As great of an example of humility, love, and service as this is, there is one that is even greater. The Apostle John records an occasion when Jesus, the Creator of the Universe, got down on his knees and washed the dirty feet of the disciples. “Now before the Feast of the Passover, when Jesus knew that His hour had come that He should depart from this world to the Father, having loved His own who were in the world, He loved them to the end. And supper being ended, the devil having already put it into the heart of Judas Iscariot, Simon’s son, to betray Him, Jesus, knowing that the Father had given all things into His hands, and that He had come from God and was going to God, rose from supper and laid aside His garments, took a towel and girded Himself. After that, He poured water into a basin and began to wash the disciples’ feet, and to wipe them with the towel with which He was girded” (John 13:1-5).
One of the last acts that Jesus did on the earth was wash dirty feet. This small act of service was soon to be followed by a greater and more costly one - dying as our Passover lamb. Jesus could have commanded one of the disciples to wash His feet and the feet of the others. He was certainly worthy of such service and obedience. However, that wasn’t how His mind worked.
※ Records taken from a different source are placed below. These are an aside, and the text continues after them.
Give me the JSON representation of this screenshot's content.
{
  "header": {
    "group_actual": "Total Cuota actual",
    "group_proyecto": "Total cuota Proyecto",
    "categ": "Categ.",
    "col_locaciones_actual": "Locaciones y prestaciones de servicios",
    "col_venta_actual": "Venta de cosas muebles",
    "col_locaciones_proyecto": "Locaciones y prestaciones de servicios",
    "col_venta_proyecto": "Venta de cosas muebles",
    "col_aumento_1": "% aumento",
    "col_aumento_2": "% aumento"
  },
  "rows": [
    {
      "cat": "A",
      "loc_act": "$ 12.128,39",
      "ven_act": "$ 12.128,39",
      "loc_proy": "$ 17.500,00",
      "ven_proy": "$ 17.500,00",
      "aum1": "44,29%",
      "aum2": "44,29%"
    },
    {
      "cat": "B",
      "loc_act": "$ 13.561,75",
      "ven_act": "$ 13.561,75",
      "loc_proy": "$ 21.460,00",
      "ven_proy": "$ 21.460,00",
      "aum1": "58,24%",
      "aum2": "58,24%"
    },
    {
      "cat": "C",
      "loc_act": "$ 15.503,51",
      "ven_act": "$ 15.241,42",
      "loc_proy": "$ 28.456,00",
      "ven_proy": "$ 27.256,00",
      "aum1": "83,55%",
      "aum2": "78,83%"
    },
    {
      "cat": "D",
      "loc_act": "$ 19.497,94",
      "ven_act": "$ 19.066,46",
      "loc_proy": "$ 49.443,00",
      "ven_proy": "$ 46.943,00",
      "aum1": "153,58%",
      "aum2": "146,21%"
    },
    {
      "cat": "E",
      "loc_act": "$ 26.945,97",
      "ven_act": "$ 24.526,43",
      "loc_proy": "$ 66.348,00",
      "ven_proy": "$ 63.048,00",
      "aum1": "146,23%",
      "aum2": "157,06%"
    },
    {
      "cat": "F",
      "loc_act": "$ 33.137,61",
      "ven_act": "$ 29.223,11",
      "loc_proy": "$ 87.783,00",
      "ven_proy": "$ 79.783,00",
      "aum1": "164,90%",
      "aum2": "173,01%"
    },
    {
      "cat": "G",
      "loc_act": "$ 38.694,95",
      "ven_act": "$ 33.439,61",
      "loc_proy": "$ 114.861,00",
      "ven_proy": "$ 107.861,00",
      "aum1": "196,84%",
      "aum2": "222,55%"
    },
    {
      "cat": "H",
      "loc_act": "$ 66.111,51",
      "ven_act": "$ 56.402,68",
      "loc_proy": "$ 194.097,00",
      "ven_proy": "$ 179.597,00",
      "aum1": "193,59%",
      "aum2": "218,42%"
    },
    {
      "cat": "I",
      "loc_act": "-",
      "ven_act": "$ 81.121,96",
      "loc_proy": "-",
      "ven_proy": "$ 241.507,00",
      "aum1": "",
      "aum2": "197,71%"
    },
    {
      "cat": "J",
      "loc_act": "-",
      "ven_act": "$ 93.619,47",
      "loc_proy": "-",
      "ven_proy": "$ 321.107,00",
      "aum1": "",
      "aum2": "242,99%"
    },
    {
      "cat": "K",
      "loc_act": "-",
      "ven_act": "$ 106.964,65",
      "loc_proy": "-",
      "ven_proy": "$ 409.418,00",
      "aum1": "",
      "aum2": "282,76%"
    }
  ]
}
Over objections, Jesus kept washing. Why did He do that? He did that because He did not want the to get into trouble. They were evidently arguing about who was the greatest. They were seeking positions of power and glory. We know that this had been an ongoing issue with them. On an earlier occasion, Mark records, “Then He came to Capernaum. And when He was in the house He asked them, “What was it you disputed among yourselves on the road?” But they kept silent, for on the road they had disputed among themselves who would be the greatest. And He sat down, called the twelve, and said to them, “If anyone desires to be first, he shall be last of all and servant of all.” (Mark 9:33-35).
By admonition and action, Jesus taught them to serve. We read, “So when He had washed their feet, taken His garments, and sat down again, He said to them, “Do you know what I have done to you? You call Me Teacher and Lord, and you say well, for so I am. If I then, your Lord and Teacher, have washed your feet, you also ought to wash one another’s feet. For I have given you an example, that you should do as I have done to you. Most assuredly, I say to you, a servant is not greater than his master; nor is he who is sent greater than he who sent him. If you know these things, blessed are you if you do them” (John 13:12-17).